I just have to expose this.
The public and family needs to know that just locking someone who is suffering from a substance use disorder up for a year will not solve the problem.
It is in my opinion damaging.
It certainly was damaging for me.
I felt completely betrayed by my family, the very people whom I should have been able to turn to to get me out of a situation that I knew was damaging for me, kept me under the section, no matter how much I pleaded my case that the facility was damaging.
I want to stress the following points here, I was court sectioned by my family and a social worker, yet I was never interviewed by the social worker, and it was never explained to me that I had a right to fight the section in court.
Even criminals have a defense, and their day in court.
I never did.
It is only with the family’s side of the story that the section is issued, I never had a voice in any of this.
I feel I need to research this more, as this is just from my heart, my personal experience.
And why I am bringing this up today is that I have now joined the staff in a volunteer capacity here at Inner Peace to manage the marketing and social media and promotional work for Inner Peace.
It is the first time that I have worked since 31st December 2015.
I have been in treatment since May last year and I have lost all confidence in myself to fulfill a work position in society, in fact I can go as far as to say that I have lost all confidence in myself to live in the outside world, outside the walls of an institution.

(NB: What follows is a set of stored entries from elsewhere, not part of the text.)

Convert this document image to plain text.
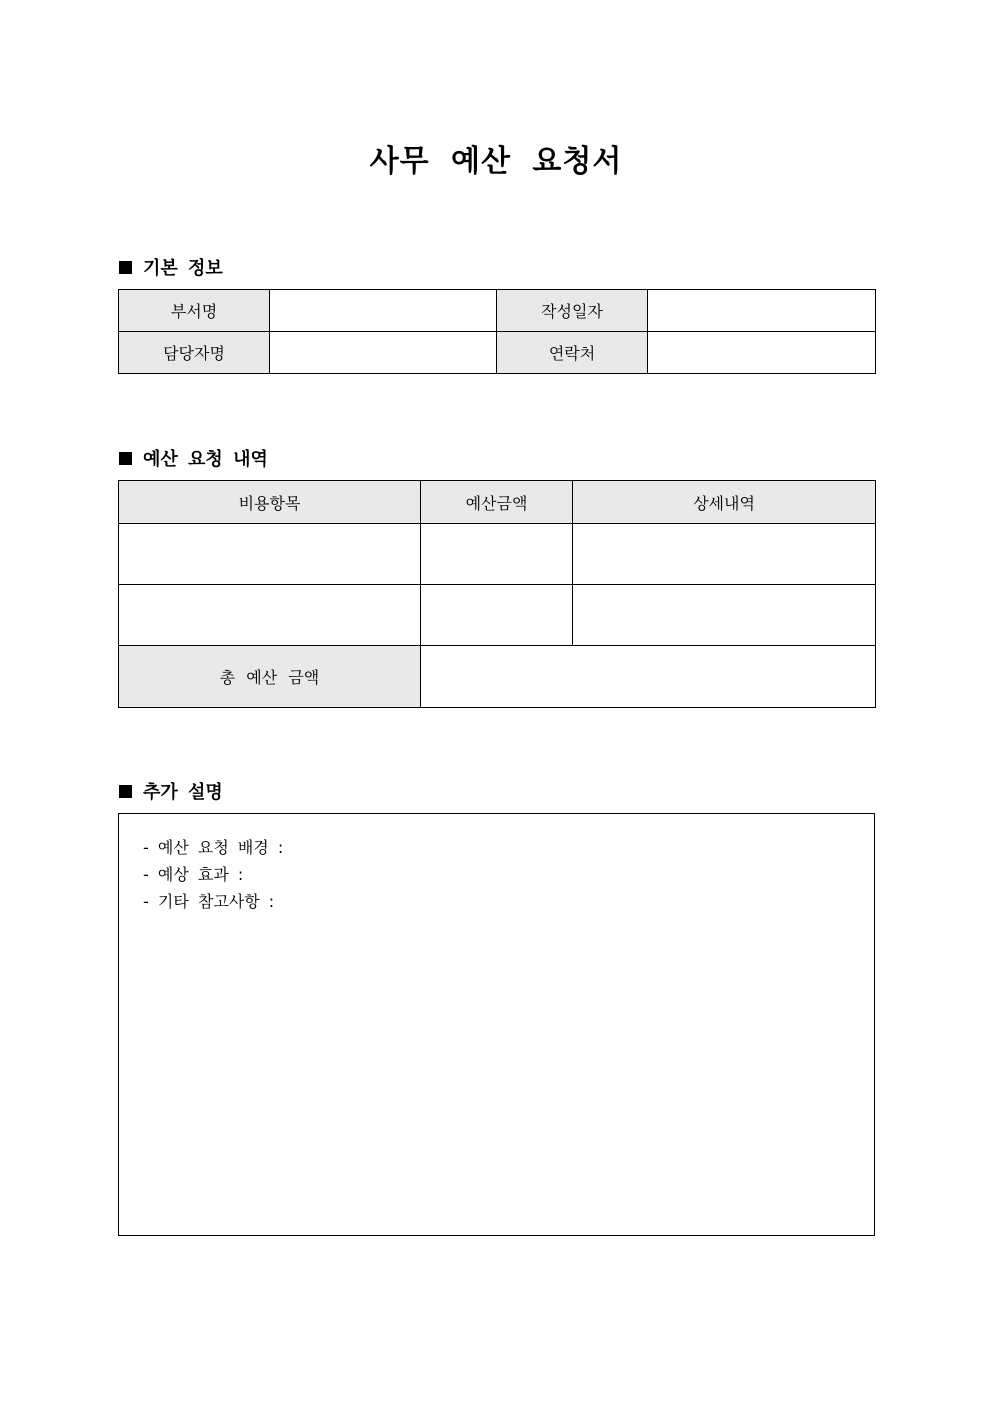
사무 예산 요청서
기본 정보
부서명		작성일자	
담당자명		연락처	
예산 요청 내역
비용항목	예산금액	상세내역

총 예산 금액		
추가 설명
- 예산 요청 배경 :
- 예상 효과 :
- 기타 참고사항 :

I have got used to life in an institution, and although hard, life outside the walls of an institution seems harder now.
So today is a very important personal step in my journey.
I am going to have to learn to trust that I still have the capacity to be professional.
To get up every day and arrive on time consistently.
I have moved completely out of Inner Peace to a nearby cottage that I am sharing with the social worker who works here at Inner Peace.
I have to learn to trust that I can be on my own again.
That I can be in the cottage on my own, with myself. In other words, it has now become a fairly complex process to reintegrate me back into society and for me to learn that I can indeed trust myself to function in society again.
Today is the first step in this process.